Periode kemarau 2026 menandai masa sulit bagi Sulawesi Selatan, dengan 112 kasus kebakaran lahan dan hutan (karhutla) melanda 15 kabupaten/kota. Bencana ini meninggalkan jejak kerusakan luas, menghanguskan ratusan hektare lahan dan berdampak langsung pada kehidupan masyarakat.
Rincian Kejadian dan Dampak Luas Karhutla di Sulsel 2026
Badan Penanggulangan Bencana Daerah (BPBD) Provinsi Sulawesi Selatan melaporkan catatan yang mengkhawatirkan: sebanyak 112 kasus kebakaran lahan dan hutan (karhutla) terjadi di 15 kabupaten/kota di wilayahnya selama masa kemarau tahun 2026. Laporan ini mencakup periode dari Januari hingga Agustus 2026, di mana total luas area yang hangus mencapai angka signifikan.

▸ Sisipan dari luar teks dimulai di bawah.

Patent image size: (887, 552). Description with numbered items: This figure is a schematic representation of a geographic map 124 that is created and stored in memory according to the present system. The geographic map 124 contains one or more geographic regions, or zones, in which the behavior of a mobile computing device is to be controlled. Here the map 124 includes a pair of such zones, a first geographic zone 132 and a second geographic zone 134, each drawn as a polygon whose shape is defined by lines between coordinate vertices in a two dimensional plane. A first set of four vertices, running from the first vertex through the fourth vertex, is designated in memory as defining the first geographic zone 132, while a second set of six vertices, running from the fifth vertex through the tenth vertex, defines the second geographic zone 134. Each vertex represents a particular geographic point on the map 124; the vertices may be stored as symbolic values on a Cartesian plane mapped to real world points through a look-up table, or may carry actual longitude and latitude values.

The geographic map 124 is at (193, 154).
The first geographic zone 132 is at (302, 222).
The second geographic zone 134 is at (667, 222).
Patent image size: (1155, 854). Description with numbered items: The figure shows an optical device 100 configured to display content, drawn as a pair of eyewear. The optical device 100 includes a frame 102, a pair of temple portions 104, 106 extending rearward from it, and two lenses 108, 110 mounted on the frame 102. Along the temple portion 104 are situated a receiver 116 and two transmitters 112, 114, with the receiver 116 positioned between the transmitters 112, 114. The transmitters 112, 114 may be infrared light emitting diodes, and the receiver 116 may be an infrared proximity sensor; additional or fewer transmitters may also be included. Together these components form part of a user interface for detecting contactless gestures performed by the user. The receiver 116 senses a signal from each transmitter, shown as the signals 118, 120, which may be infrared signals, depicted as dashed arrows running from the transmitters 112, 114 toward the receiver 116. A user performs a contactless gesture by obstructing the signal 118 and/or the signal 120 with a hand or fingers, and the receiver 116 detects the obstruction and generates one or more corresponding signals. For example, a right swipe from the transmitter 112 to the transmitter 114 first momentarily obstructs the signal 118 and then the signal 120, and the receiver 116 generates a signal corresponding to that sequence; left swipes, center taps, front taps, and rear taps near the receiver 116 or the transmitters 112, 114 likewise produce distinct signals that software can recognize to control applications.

- Total luas area yang hangus: 1.613,67 hektare.
- Rincian kerusakan: 1.607,92 hektare hutan dan lahan, serta 5,75 hektare area perkebunan masyarakat.
Daerah dengan Kerusakan Terparah
Analisis data menunjukkan beberapa wilayah mengalami dampak yang jauh lebih berat dibandingkan yang lain:
- Kabupaten Enrekang: Menjadi lokasi dengan kerusakan terparah, mencatat 1.044,55 hektare lahan yang terbakar dari 10 kejadian.
- Kabupaten Barru: Melaporkan 315 hektare lahan yang hangus akibat 5 kejadian kebakaran.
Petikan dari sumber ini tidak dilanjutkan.